Para Bianca, que ya aprendió que el amor también duele.
Pasó toda la tarde mirando el piso hecha un ovillo en su
banco, con los ojos húmedos y la mirada perdida.
La maestra hablaba pero ella no sabía de qué.
No, no se comió las galletitas de la merienda. Ni siquiera se robó el dulce de arriba para dejar la masa, como hacía a veces.
Esta tarde no se le escuchó una risa, ni una pregunta, ni un aplauso.
Esta tarde no se le escuchó una risa, ni una pregunta, ni un aplauso.

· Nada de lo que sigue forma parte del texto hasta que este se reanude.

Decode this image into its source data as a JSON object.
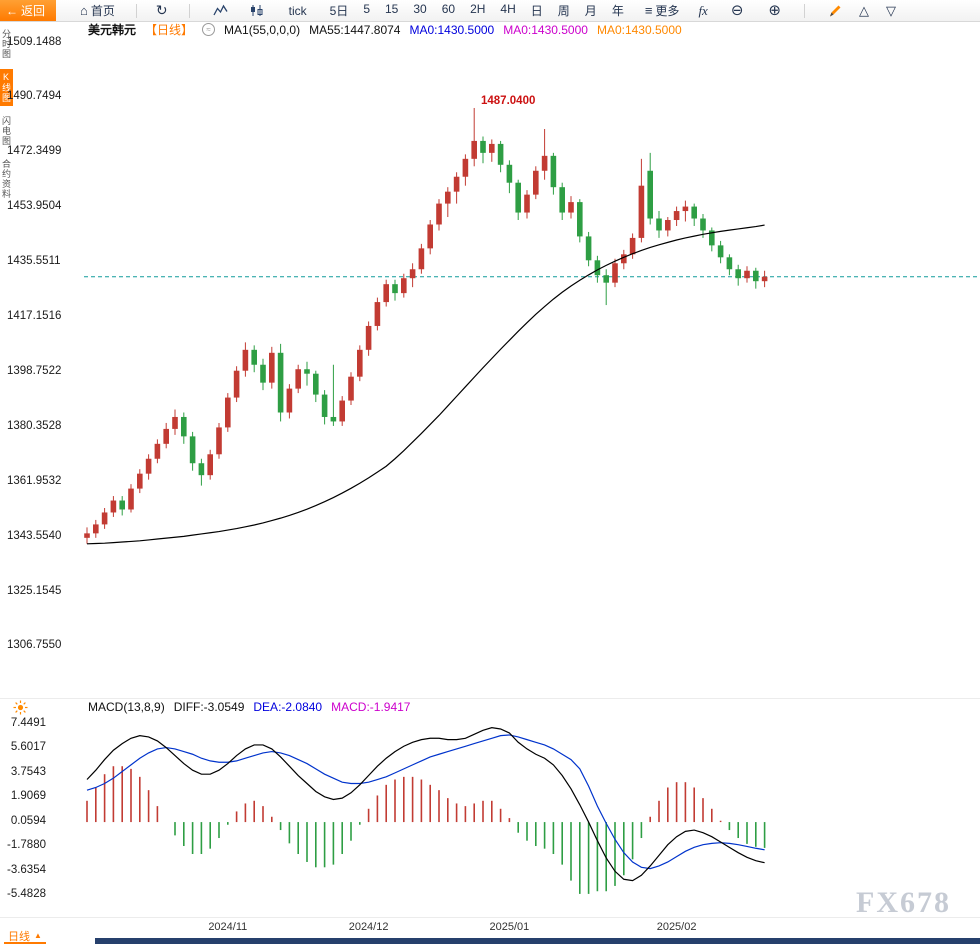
{
  "toolbar": {
    "back_label": "返回",
    "home_label": "首页",
    "tick_label": "tick",
    "periods": [
      "5日",
      "5",
      "15",
      "30",
      "60",
      "2H",
      "4H",
      "日",
      "周",
      "月",
      "年"
    ],
    "more_label": "更多",
    "fx_label": "fx",
    "accent_color": "#ff7a00"
  },
  "sidebar": {
    "items": [
      {
        "name": "sidebar-tab-time-chart",
        "label": "分时图",
        "active": false
      },
      {
        "name": "sidebar-tab-kline-chart",
        "label": "K线图",
        "active": true
      },
      {
        "name": "sidebar-tab-lightning-chart",
        "label": "闪电图",
        "active": false
      },
      {
        "name": "sidebar-tab-contract-info",
        "label": "合约资料",
        "active": false
      }
    ]
  },
  "chart_header": {
    "symbol": "美元韩元",
    "period_tag": "【日线】",
    "ma_param": "MA1(55,0,0,0)",
    "ma55_value": "MA55:1447.8074",
    "ma0_blue": "MA0:1430.5000",
    "ma0_magenta": "MA0:1430.5000",
    "ma0_orange": "MA0:1430.5000"
  },
  "macd_header": {
    "param": "MACD(13,8,9)",
    "diff_label": "DIFF:-3.0549",
    "dea_label": "DEA:-2.0840",
    "macd_label": "MACD:-1.9417"
  },
  "peak_label": "1487.0400",
  "footer": {
    "tab": "日线",
    "arrow": "▲"
  },
  "watermark": "FX678",
  "chart_data": {
    "type": "candlestick",
    "title": "美元韩元 日线 (USD/KRW Daily) with MA55 and MACD(13,8,9)",
    "price_axis_labels": [
      "1509.1488",
      "1490.7494",
      "1472.3499",
      "1453.9504",
      "1435.5511",
      "1417.1516",
      "1398.7522",
      "1380.3528",
      "1361.9532",
      "1343.5540",
      "1325.1545",
      "1306.7550"
    ],
    "macd_axis_labels": [
      "7.4491",
      "5.6017",
      "3.7543",
      "1.9069",
      "0.0594",
      "-1.7880",
      "-3.6354",
      "-5.4828"
    ],
    "x_axis_labels": [
      {
        "label": "2024/11",
        "index": 16
      },
      {
        "label": "2024/12",
        "index": 32
      },
      {
        "label": "2025/01",
        "index": 48
      },
      {
        "label": "2025/02",
        "index": 67
      }
    ],
    "price_range": {
      "top": 1509.1488,
      "bottom": 1306.755
    },
    "macd_range": {
      "top": 7.4491,
      "bottom": -5.4828
    },
    "last_price": 1430.5,
    "peak_price": 1487.04,
    "candles_ohlc": [
      [
        1343.0,
        1346.5,
        1341.0,
        1344.5
      ],
      [
        1344.5,
        1349.0,
        1343.0,
        1347.5
      ],
      [
        1347.5,
        1353.0,
        1346.0,
        1351.5
      ],
      [
        1351.5,
        1357.0,
        1350.0,
        1355.5
      ],
      [
        1355.5,
        1357.0,
        1350.5,
        1352.5
      ],
      [
        1352.5,
        1361.0,
        1351.5,
        1359.5
      ],
      [
        1359.5,
        1366.0,
        1358.0,
        1364.5
      ],
      [
        1364.5,
        1371.0,
        1362.5,
        1369.5
      ],
      [
        1369.5,
        1376.0,
        1368.0,
        1374.5
      ],
      [
        1374.5,
        1381.5,
        1373.0,
        1379.5
      ],
      [
        1379.5,
        1386.0,
        1377.5,
        1383.5
      ],
      [
        1383.5,
        1385.0,
        1374.5,
        1377.0
      ],
      [
        1377.0,
        1378.5,
        1365.5,
        1368.0
      ],
      [
        1368.0,
        1369.5,
        1360.5,
        1364.0
      ],
      [
        1364.0,
        1372.5,
        1362.5,
        1371.0
      ],
      [
        1371.0,
        1381.5,
        1369.5,
        1380.0
      ],
      [
        1380.0,
        1391.5,
        1378.5,
        1390.0
      ],
      [
        1390.0,
        1400.5,
        1388.5,
        1399.0
      ],
      [
        1399.0,
        1408.5,
        1397.0,
        1406.0
      ],
      [
        1406.0,
        1407.5,
        1398.5,
        1401.0
      ],
      [
        1401.0,
        1403.0,
        1392.5,
        1395.0
      ],
      [
        1395.0,
        1407.0,
        1393.0,
        1405.0
      ],
      [
        1405.0,
        1408.0,
        1382.0,
        1385.0
      ],
      [
        1385.0,
        1394.5,
        1383.0,
        1393.0
      ],
      [
        1393.0,
        1401.0,
        1391.5,
        1399.5
      ],
      [
        1399.5,
        1402.0,
        1394.0,
        1398.0
      ],
      [
        1398.0,
        1399.0,
        1388.5,
        1391.0
      ],
      [
        1391.0,
        1392.5,
        1381.0,
        1383.5
      ],
      [
        1383.5,
        1401.0,
        1380.5,
        1382.0
      ],
      [
        1382.0,
        1390.5,
        1380.5,
        1389.0
      ],
      [
        1389.0,
        1398.5,
        1387.5,
        1397.0
      ],
      [
        1397.0,
        1407.5,
        1395.5,
        1406.0
      ],
      [
        1406.0,
        1415.5,
        1404.0,
        1414.0
      ],
      [
        1414.0,
        1423.5,
        1412.5,
        1422.0
      ],
      [
        1422.0,
        1429.5,
        1420.5,
        1428.0
      ],
      [
        1428.0,
        1429.5,
        1422.5,
        1425.0
      ],
      [
        1425.0,
        1431.5,
        1423.5,
        1430.0
      ],
      [
        1430.0,
        1435.0,
        1427.0,
        1433.0
      ],
      [
        1433.0,
        1441.5,
        1431.5,
        1440.0
      ],
      [
        1440.0,
        1449.5,
        1438.0,
        1448.0
      ],
      [
        1448.0,
        1456.5,
        1446.0,
        1455.0
      ],
      [
        1455.0,
        1460.5,
        1450.5,
        1459.0
      ],
      [
        1459.0,
        1465.5,
        1455.0,
        1464.0
      ],
      [
        1464.0,
        1471.5,
        1461.0,
        1470.0
      ],
      [
        1470.0,
        1487.04,
        1467.5,
        1476.0
      ],
      [
        1476.0,
        1477.5,
        1468.5,
        1472.0
      ],
      [
        1472.0,
        1476.5,
        1469.0,
        1475.0
      ],
      [
        1475.0,
        1476.0,
        1465.5,
        1468.0
      ],
      [
        1468.0,
        1469.5,
        1458.5,
        1462.0
      ],
      [
        1462.0,
        1463.0,
        1449.5,
        1452.0
      ],
      [
        1452.0,
        1459.5,
        1450.0,
        1458.0
      ],
      [
        1458.0,
        1467.5,
        1456.5,
        1466.0
      ],
      [
        1466.0,
        1480.0,
        1463.0,
        1471.0
      ],
      [
        1471.0,
        1472.0,
        1458.0,
        1460.5
      ],
      [
        1460.5,
        1462.0,
        1449.5,
        1452.0
      ],
      [
        1452.0,
        1457.5,
        1450.0,
        1455.5
      ],
      [
        1455.5,
        1456.5,
        1442.0,
        1444.0
      ],
      [
        1444.0,
        1445.5,
        1434.0,
        1436.0
      ],
      [
        1436.0,
        1437.5,
        1428.5,
        1431.0
      ],
      [
        1431.0,
        1433.0,
        1421.0,
        1428.5
      ],
      [
        1428.5,
        1436.5,
        1427.0,
        1435.0
      ],
      [
        1435.0,
        1439.5,
        1433.0,
        1438.0
      ],
      [
        1438.0,
        1445.0,
        1436.5,
        1443.5
      ],
      [
        1443.5,
        1470.0,
        1442.0,
        1461.0
      ],
      [
        1466.0,
        1472.0,
        1448.0,
        1450.0
      ],
      [
        1450.0,
        1452.5,
        1443.5,
        1446.0
      ],
      [
        1446.0,
        1450.5,
        1444.0,
        1449.5
      ],
      [
        1449.5,
        1454.0,
        1447.5,
        1452.5
      ],
      [
        1452.5,
        1456.0,
        1449.0,
        1454.0
      ],
      [
        1454.0,
        1455.0,
        1447.5,
        1450.0
      ],
      [
        1450.0,
        1451.5,
        1443.5,
        1446.0
      ],
      [
        1446.0,
        1447.0,
        1439.0,
        1441.0
      ],
      [
        1441.0,
        1442.5,
        1435.0,
        1437.0
      ],
      [
        1437.0,
        1438.0,
        1431.0,
        1433.0
      ],
      [
        1433.0,
        1434.5,
        1427.5,
        1430.0
      ],
      [
        1430.0,
        1434.0,
        1428.5,
        1432.5
      ],
      [
        1432.5,
        1433.5,
        1426.5,
        1429.0
      ],
      [
        1429.0,
        1432.5,
        1427.0,
        1430.5
      ]
    ],
    "ma55": [
      1341.0,
      1341.1,
      1341.2,
      1341.4,
      1341.6,
      1341.8,
      1342.0,
      1342.3,
      1342.6,
      1342.9,
      1343.2,
      1343.5,
      1343.9,
      1344.3,
      1344.7,
      1345.1,
      1345.6,
      1346.1,
      1346.7,
      1347.3,
      1348.0,
      1348.8,
      1349.6,
      1350.5,
      1351.5,
      1352.6,
      1353.8,
      1355.1,
      1356.5,
      1358.0,
      1359.6,
      1361.3,
      1363.1,
      1365.0,
      1367.0,
      1369.5,
      1372.2,
      1375.1,
      1378.0,
      1381.0,
      1384.0,
      1387.2,
      1390.4,
      1393.6,
      1396.8,
      1400.0,
      1403.1,
      1406.2,
      1409.2,
      1412.2,
      1415.1,
      1417.9,
      1420.5,
      1423.0,
      1425.3,
      1427.4,
      1429.3,
      1431.1,
      1432.8,
      1434.3,
      1435.7,
      1437.0,
      1438.2,
      1439.3,
      1440.3,
      1441.2,
      1442.0,
      1442.8,
      1443.5,
      1444.1,
      1444.7,
      1445.2,
      1445.7,
      1446.1,
      1446.5,
      1446.9,
      1447.3,
      1447.8
    ],
    "macd": {
      "diff": [
        3.2,
        3.9,
        4.7,
        5.4,
        5.9,
        6.3,
        6.5,
        6.4,
        6.1,
        5.6,
        5.0,
        4.4,
        3.9,
        3.6,
        3.6,
        3.9,
        4.4,
        5.0,
        5.5,
        5.8,
        5.8,
        5.5,
        4.9,
        4.2,
        3.5,
        2.9,
        2.3,
        1.9,
        1.7,
        1.8,
        2.2,
        2.8,
        3.5,
        4.2,
        4.8,
        5.3,
        5.7,
        6.0,
        6.2,
        6.3,
        6.3,
        6.2,
        6.2,
        6.3,
        6.6,
        6.9,
        7.1,
        7.0,
        6.7,
        6.0,
        5.5,
        5.1,
        4.8,
        4.3,
        3.5,
        2.5,
        1.3,
        0.0,
        -1.4,
        -2.7,
        -3.7,
        -4.3,
        -4.4,
        -4.0,
        -3.3,
        -2.5,
        -1.7,
        -1.1,
        -0.7,
        -0.6,
        -0.8,
        -1.1,
        -1.5,
        -1.9,
        -2.3,
        -2.65,
        -2.9,
        -3.0549
      ],
      "dea": [
        2.4,
        2.6,
        2.9,
        3.3,
        3.8,
        4.3,
        4.8,
        5.2,
        5.5,
        5.6,
        5.5,
        5.3,
        5.1,
        4.8,
        4.6,
        4.5,
        4.5,
        4.6,
        4.8,
        5.0,
        5.2,
        5.3,
        5.2,
        5.0,
        4.7,
        4.4,
        4.0,
        3.6,
        3.3,
        3.0,
        2.9,
        2.9,
        3.0,
        3.2,
        3.4,
        3.7,
        4.0,
        4.3,
        4.6,
        4.9,
        5.1,
        5.3,
        5.5,
        5.7,
        5.9,
        6.1,
        6.3,
        6.5,
        6.55,
        6.4,
        6.2,
        6.0,
        5.8,
        5.5,
        5.1,
        4.7,
        4.0,
        2.7,
        1.2,
        -0.1,
        -1.3,
        -2.3,
        -3.0,
        -3.4,
        -3.5,
        -3.3,
        -3.0,
        -2.6,
        -2.2,
        -1.9,
        -1.7,
        -1.6,
        -1.55,
        -1.6,
        -1.7,
        -1.83,
        -1.97,
        -2.084
      ],
      "histogram_formula": "2*(diff-dea)"
    },
    "colors": {
      "up": "#c23b33",
      "down": "#2e9e44",
      "ma55": "#000000",
      "diff_line": "#000000",
      "dea_line": "#0033cc",
      "last_price_line": "#119c9c",
      "peak_label": "#cc1111"
    }
  }
}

Sólo quería meterse en la cama y taparse hasta arriba con
el acolchado de corazones rosados.
La niña Cascabel estaba triste, triste de una tristeza
nueva. Las tristezas a los ocho años pesan como pesan las desilusiones
inesperadas.
-Nada, nada- dijo a su mamá cuando ella le preguntó qué
le pasaba.
-Nada, nada- repitió a su mamá cuando ella volvió a
preguntarle.
-¡¡¡Es que Francisco no
quiso pasar conmigo el recreo!!!- estalló cuando su mamá la descubrió
llorando bajo la ducha. La niña Cascabel lloraba en silencio, lloraba con hipo,
lloraba lágrimas que se escurrían con la espuma del cabello. Claro que algo le pasaba. Le pasaba algo grave, que
explicaba tanta tristeza.
Su mamá le enjuagó la cabeza con más caricias que agua.

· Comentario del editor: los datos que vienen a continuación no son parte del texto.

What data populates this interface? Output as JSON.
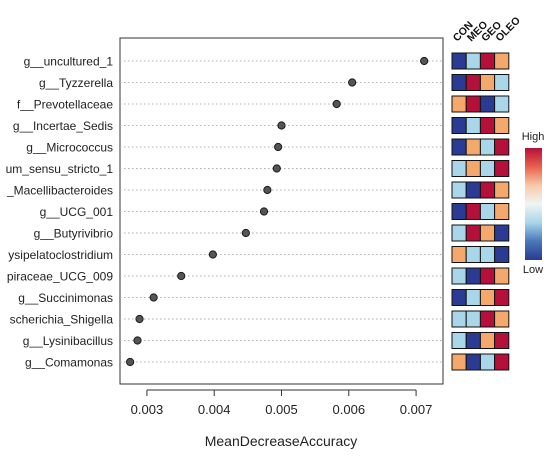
{
  "chart_data": {
    "type": "scatter",
    "xlabel": "MeanDecreaseAccuracy",
    "xlim": [
      0.0026,
      0.0074
    ],
    "xticks": [
      0.003,
      0.004,
      0.005,
      0.006,
      0.007
    ],
    "xtick_labels": [
      "0.003",
      "0.004",
      "0.005",
      "0.006",
      "0.007"
    ],
    "grid": "horizontal dotted",
    "categories": [
      "g__uncultured_1",
      "g__Tyzzerella",
      "f__Prevotellaceae",
      "g__Incertae_Sedis",
      "g__Micrococcus",
      "um_sensu_stricto_1",
      "_Macellibacteroides",
      "g__UCG_001",
      "g__Butyrivibrio",
      "ysipelatoclostridium",
      "piraceae_UCG_009",
      "g__Succinimonas",
      "scherichia_Shigella",
      "g__Lysinibacillus",
      "g__Comamonas"
    ],
    "values": [
      0.00712,
      0.00605,
      0.00582,
      0.005,
      0.00495,
      0.00493,
      0.00479,
      0.00474,
      0.00447,
      0.00398,
      0.00351,
      0.0031,
      0.00289,
      0.00286,
      0.00275
    ],
    "heatmap": {
      "columns": [
        "CON",
        "MEO",
        "GEO",
        "OLEO"
      ],
      "legend_high": "High",
      "legend_low": "Low",
      "palette": {
        "blue": "#2b3a92",
        "lightblue": "#a9d6e8",
        "red": "#b5103a",
        "orange": "#f5a86b"
      },
      "rows": [
        [
          "blue",
          "lightblue",
          "red",
          "orange"
        ],
        [
          "blue",
          "red",
          "orange",
          "lightblue"
        ],
        [
          "orange",
          "red",
          "blue",
          "lightblue"
        ],
        [
          "blue",
          "lightblue",
          "red",
          "orange"
        ],
        [
          "blue",
          "orange",
          "lightblue",
          "red"
        ],
        [
          "lightblue",
          "orange",
          "lightblue",
          "red"
        ],
        [
          "lightblue",
          "blue",
          "red",
          "orange"
        ],
        [
          "blue",
          "red",
          "lightblue",
          "orange"
        ],
        [
          "lightblue",
          "red",
          "orange",
          "blue"
        ],
        [
          "orange",
          "lightblue",
          "lightblue",
          "blue"
        ],
        [
          "lightblue",
          "blue",
          "red",
          "orange"
        ],
        [
          "blue",
          "lightblue",
          "orange",
          "red"
        ],
        [
          "lightblue",
          "lightblue",
          "red",
          "orange"
        ],
        [
          "lightblue",
          "blue",
          "orange",
          "red"
        ],
        [
          "orange",
          "blue",
          "lightblue",
          "red"
        ]
      ],
      "gradient": [
        "#b5103a",
        "#e8604a",
        "#f7c9a8",
        "#f0f4f5",
        "#a9d6e8",
        "#4a78b8",
        "#2b3a92"
      ]
    }
  }
}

Cerró la llave, trajo el toallón más lindo y la cobijó en un abrazo. Se
sentaron en el banquito de maquillarse. -Bienvenida al mundo femenino del amor que duele, bonita.-
Y tomó su corazón, y lo conectó con el de la niña. La niña Cascabel supo en ese
momento que había una red de mujeres intensas comprendiéndola y abrazándola.
Se dejó abrazar por los brazos de su mamá, por la toalla gigante, por el camisón de ositos y finalmente, por el acolchado de corazones rosados.
-¿Me contás un cuento?- le pidió a su mamá.
Mañana habría otros recreos. Y ya vería.